The Treasury could significantly boost lending to SMEs by adopting an innovative approach to credit easing.

This is according to a new report by Will Hutton and Professor Ken Peasnell of Lancaster University Management School for the Big Innovation Centre.
 
The paper calls on the Treasury to create Special Purpose Vehicles (SPVs) which would buy high-quality SME debt from banks, enabling originating banks to increase investment in businesses. The new scheme would mean banks could invest less of their own credit in SMEs. And with measures in place to disincentivise risky lending, these investments would be profitable for banks.
 
Will Hutton, co-author of the report said: “This proposal achieves three aims simultaneously. Firstly, it incentivises loan origination with the organisations that have the capacity to screen and monitor loans – banks - by enabling access to the cheapest finance. Secondly, it provides a ready, controllable and easily adjustable means to stimulate economic activity in a targeted way. Thirdly, it creates the conduit for cash created by Quantitative Easing to flow directly into business activity.
 
“These are advantages that other proposals, such as a special SME bond, do not possess. As a result, the government could produce the public good of more contra-cyclical SME lending to stimulate and rebalance the economy at the same time. We estimate the new lending could exceed £15 billion by 2013/14, equivalent to a fiscal stimulus of around 1% of GDP.”
 
The proposal would see Special Purpose Vehicles (SPVs) set up for each participating bank. Unlike securitisation, which facilitated the downturn, these loans would be controlled by tight measures. The Treasury would have the power to reign in the process if it felt SMEs were being over-funded – averting the risk of bankruptcy.  In addition, loans from banks to SMEs would carry fewer risks by being subject to normal commercial rules.

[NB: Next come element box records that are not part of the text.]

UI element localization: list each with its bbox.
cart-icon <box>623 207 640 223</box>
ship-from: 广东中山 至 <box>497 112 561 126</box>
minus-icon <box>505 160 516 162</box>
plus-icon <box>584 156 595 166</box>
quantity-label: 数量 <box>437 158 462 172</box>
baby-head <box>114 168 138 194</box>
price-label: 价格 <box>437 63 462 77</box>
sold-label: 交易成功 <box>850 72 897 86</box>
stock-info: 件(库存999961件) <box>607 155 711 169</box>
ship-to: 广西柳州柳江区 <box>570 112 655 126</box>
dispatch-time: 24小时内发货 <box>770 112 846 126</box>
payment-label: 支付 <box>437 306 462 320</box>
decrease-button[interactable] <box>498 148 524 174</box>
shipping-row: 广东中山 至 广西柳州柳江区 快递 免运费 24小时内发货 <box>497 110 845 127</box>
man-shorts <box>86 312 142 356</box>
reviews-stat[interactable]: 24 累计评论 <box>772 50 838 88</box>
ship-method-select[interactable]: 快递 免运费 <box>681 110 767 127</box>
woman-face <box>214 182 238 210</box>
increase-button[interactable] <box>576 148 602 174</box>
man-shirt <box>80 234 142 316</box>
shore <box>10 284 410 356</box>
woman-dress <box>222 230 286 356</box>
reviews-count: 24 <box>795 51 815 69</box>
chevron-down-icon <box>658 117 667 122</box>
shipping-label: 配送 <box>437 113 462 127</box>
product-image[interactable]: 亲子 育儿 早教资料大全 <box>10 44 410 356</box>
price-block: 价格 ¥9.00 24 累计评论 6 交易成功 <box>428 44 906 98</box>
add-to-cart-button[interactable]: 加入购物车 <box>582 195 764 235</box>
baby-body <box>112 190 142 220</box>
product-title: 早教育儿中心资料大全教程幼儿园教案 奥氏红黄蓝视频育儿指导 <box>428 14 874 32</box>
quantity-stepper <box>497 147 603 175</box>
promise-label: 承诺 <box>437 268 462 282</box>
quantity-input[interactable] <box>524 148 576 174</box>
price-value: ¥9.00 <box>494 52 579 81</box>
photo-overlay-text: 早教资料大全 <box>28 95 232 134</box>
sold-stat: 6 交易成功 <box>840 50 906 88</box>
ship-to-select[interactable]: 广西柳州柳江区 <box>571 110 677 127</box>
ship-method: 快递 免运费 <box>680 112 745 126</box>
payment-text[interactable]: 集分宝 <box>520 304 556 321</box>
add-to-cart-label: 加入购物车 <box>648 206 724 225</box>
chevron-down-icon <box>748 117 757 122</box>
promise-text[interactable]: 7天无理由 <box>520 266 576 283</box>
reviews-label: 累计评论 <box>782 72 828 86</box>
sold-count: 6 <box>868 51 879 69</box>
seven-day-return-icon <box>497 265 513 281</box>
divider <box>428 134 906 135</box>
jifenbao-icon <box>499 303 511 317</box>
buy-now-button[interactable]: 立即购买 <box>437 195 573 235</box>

This would provide banks with the incentive to carry out proper risk assessments when considering loan applications and to continue to monitor risks when servicing the loans.
 
The report argues that by adopting this proposal, the government could significantly raise levels of investment, innovation and employment in the UK by 2014.
 
The paper, entitled Credit where it’s due: How to revive bank lending to British small and medium sized enterprises, is part of a series of research reports for the Big Innovation Centre, an initiative of The Work Foundation and Lancaster University.